Schließlich kommt mit dem so verstandenen subjektiven Recht auch das Konzept einer individuellen Handlungsmacht (agency) in die Welt – die Vorstellung, sui juris, Herr seiner selbst zu sein, und durch den eigenen Willen die sozialen Verhältnisse des eigenen Lebens zu gestalten, indem man zurechenbare Rechtsfolgen auslöst. Dass normative Ordnungen überhaupt, namentlich Rechtsverhältnisse, insbesondere rechtliche Verpflichtungen, durch den Willen eines Einzelnen geschaffen, geändert und beendet werden können, dass diese Rechtsgestaltungen ausschließlich und allein ihren rechtfertigenden Grund in der Autorität einer Rechtsperson haben – dieser Schritt ist der eigentlich revolutionäre. Damit geraten alle Verpflichtungen, die Einzelne in ihren sozialen Verhältnissen eingehen oder in denen sie sich vorfinden, für den Fall unter den Vorbehalt einer autonomen Willenserklärung, dass aus diesen Verpflichtungen Rechtsfolgen begründet werden sollen.

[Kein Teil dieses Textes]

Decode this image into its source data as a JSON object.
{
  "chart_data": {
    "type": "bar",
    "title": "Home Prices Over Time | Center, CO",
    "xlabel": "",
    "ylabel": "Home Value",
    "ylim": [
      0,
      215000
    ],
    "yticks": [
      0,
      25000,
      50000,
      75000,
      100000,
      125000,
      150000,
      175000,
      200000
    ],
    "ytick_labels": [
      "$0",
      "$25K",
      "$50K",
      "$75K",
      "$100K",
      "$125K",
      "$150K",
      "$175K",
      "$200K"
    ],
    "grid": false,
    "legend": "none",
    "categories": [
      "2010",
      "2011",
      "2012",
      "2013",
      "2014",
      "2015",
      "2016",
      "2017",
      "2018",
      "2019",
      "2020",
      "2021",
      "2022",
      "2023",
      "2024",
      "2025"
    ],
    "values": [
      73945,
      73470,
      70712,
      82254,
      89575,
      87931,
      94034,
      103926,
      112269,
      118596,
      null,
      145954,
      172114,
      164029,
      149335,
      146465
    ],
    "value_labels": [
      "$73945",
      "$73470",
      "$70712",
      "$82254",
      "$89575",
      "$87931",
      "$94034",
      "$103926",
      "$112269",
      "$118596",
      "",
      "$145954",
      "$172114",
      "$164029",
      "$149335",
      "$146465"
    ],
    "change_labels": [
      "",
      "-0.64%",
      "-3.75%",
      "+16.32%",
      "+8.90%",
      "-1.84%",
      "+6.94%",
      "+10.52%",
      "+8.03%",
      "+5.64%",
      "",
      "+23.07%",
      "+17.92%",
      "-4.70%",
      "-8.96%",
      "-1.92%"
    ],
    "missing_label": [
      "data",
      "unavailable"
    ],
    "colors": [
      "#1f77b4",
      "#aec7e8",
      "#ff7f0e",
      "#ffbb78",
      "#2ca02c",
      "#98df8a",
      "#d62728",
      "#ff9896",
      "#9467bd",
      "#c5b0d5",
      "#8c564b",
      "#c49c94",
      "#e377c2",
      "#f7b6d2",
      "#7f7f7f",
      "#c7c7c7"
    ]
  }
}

Die individualisierende, vereinzelnde Bedeutung subjektiver Rechte, zumal in Gestalt der Menschenrechte, ist historisch und aktuell immer wieder kritisiert worden. Die individuellen Freiheitsspielräume seien nur funktionale Zuweisungen eines ökonomischen Systems, das wettbewerbsförmig und kapitalistisch organisiert wird und dem Einzelnen faktisch als Zwang gegenübertritt. Aus der Beobachterperspektive erscheint das moderne subjektive Recht als eine Funktion der Reproduktion kapitalistischer Verhältnisse (Marx), als Inklusion des Einzelnen in das ökonomische System (Luhmann), als eine der vielen Techniken der Bio-Macht, mit der Menschen zu rechtlich verantwortlichen und haftbaren Personen subjektiviert werden. Unübersehbar ist der Widerspruch zwischen der rechtlich behaupteten normativen Gleichheit aller Individuen als (Eigentümer-) Rechtssubjekte und einer sozialen und ökomischen Realität, in der die ungleiche Verteilung von Gütern und Lebenschancen dieses Recht für viele bedeutungslos werden lässt.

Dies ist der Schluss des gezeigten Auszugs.